The Case Study section of Insulin concludes with questions about the case being presented. A summary of the responses we receive for each case study will appear in the next issue along with a new case study (and its accompanying questions).
January 2008
Chief Complaint: A 50-year-old white male with type 2 diabetes mellitus (DM) is being treated with Humulin® 70/30 (Eli Lilly and Company, Indianapolis, Indiana) 10 U BID and glucophage 500 mg TID. The patient decided to seek another endocrinologist’s opinion and was referred by his primary care provider.
History of Present Illness: The patient was diagnosed with type 2 DM 2½ years ago and was treated immediately with Humulin® 70/30 and metformin. He denies symptoms of polyuria and polydipsia but complains of being hungry at bedtime. He states he eats 3 meals a day and midmorning and bedtime snacks. The patient has attempted to modify his diet because of weight gain in the past 2 years. He denies symptoms of hypoglycemia. Self-monitoring of blood glucose (SMBG) is sporadic, but all blood glucose results are in the mid to high 200s.
Medical History: In addition to type 2 DM, the patient has a history of HIV with undetected viral load but is on no antiviral medications at this time. He has hypertension treated with ramipril 10 mg and dyslipidemia treated with atorvastatin 10 mg.
Social History: The patient is a lawyer and lives with his partner in New York City. He has a past smoking history (20 years, 1–2 packs per day), and he joined Alcoholics Anonymous® >2 years ago.
Physical Exam: The patient is overweight with a body mass index of 26 kg/m2; height is 72 in and weight is 194 lb. He is in no acute distress. Blood pressure is 110/72 mm Hg; remaining vital signs are within normal limits. His skin examination is negative for acanthosis nigricans or hirsutism. The patient’s chest and heart examination is within normal limits. His abdomen is soft and nontender, with normal bowel sounds in all 4 quadrants. There is no hepatosplenomegaly. Extremity examination reveals no edema with strong pedal pulses. No neurologic deficit is present. Patient is referred to ophthalmology for funduscopic examination.

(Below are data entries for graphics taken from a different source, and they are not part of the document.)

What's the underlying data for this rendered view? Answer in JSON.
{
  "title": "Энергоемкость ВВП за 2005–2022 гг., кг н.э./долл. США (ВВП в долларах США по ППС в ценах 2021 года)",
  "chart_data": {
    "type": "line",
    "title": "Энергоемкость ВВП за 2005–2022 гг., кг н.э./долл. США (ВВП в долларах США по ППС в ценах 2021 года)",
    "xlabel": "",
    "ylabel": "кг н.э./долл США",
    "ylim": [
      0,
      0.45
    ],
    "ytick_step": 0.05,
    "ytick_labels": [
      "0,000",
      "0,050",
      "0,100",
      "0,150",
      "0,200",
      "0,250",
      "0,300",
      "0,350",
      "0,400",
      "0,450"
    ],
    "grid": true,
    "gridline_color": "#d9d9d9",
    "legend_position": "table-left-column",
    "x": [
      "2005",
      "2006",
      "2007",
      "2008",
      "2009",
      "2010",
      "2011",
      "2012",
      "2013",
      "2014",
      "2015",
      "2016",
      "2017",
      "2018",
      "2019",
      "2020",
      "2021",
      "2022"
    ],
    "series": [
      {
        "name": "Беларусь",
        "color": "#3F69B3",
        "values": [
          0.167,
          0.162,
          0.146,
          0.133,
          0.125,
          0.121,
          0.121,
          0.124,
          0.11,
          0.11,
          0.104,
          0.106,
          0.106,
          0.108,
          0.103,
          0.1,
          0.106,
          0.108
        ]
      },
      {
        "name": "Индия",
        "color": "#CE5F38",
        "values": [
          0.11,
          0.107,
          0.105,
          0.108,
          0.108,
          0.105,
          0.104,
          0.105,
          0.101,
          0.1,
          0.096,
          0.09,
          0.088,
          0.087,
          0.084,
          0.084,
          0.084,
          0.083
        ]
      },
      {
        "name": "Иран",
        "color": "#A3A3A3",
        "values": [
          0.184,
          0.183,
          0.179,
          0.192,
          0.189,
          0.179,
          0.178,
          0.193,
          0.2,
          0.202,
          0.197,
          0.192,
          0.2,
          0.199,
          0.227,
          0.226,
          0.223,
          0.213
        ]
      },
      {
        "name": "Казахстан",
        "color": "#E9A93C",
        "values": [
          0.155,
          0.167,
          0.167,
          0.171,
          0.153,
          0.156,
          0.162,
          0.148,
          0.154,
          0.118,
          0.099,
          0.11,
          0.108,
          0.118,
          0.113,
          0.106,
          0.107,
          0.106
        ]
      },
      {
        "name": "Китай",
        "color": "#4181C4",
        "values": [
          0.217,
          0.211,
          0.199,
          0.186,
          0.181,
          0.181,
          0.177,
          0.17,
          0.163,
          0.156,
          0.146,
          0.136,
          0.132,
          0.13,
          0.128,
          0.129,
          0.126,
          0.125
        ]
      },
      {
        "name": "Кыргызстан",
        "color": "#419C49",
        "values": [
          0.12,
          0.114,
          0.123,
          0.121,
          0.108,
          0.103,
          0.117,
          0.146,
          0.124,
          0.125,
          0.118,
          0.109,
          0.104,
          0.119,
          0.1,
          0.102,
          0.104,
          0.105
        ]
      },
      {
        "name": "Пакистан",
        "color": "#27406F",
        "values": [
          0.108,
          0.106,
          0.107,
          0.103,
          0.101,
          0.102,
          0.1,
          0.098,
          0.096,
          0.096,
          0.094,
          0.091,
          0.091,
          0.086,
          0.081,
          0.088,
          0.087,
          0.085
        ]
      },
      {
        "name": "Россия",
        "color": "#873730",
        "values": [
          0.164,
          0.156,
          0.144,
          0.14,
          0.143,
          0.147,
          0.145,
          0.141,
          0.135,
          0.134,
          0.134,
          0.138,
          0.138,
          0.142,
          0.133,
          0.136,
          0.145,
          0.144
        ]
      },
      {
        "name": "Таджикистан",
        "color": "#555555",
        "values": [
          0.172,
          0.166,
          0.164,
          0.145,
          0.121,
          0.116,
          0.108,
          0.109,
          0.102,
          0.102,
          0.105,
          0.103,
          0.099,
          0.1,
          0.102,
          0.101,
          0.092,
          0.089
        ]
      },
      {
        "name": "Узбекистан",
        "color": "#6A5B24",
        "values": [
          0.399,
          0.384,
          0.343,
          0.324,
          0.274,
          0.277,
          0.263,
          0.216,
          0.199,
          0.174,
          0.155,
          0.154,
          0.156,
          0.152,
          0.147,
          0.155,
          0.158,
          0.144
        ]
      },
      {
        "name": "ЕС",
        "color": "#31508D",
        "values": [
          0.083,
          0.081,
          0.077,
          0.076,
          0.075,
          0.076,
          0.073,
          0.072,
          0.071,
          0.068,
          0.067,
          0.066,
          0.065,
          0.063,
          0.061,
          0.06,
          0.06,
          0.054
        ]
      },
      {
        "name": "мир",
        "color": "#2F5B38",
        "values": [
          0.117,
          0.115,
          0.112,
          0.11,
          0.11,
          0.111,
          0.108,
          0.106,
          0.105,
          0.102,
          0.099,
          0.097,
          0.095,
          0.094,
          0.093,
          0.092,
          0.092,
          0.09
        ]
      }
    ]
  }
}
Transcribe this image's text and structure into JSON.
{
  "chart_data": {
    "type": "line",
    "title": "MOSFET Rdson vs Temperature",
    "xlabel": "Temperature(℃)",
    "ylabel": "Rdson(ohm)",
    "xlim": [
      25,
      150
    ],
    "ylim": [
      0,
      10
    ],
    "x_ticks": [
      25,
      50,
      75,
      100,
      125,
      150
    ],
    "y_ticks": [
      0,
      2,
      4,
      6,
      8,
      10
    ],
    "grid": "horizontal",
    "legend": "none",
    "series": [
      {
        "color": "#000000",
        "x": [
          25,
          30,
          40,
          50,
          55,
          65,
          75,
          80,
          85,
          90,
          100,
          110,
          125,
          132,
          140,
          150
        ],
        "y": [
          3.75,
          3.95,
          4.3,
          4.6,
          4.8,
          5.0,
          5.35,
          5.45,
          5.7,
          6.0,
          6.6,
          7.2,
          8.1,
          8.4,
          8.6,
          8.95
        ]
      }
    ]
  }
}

Lab Results: The following are his lab results: glycosylated hemoglobin (A1C), 5.3%; fasting plasma glucose, 107 mg/dL; total cholesterol, 132 mg/dL; high-density lipoprotein cholesterol, 24 mg/dL; low-density lipoprotein cholesterol, 81 mg/dL; triglycerides, 81 mg/dL; blood urea nitrogen, 22 mg/dL; creatinine, 0.9 mg/dL; hemoglobin, 14.3 g/dL; hematocrit, 41.4%; mean corpuscular volume, 87 fl.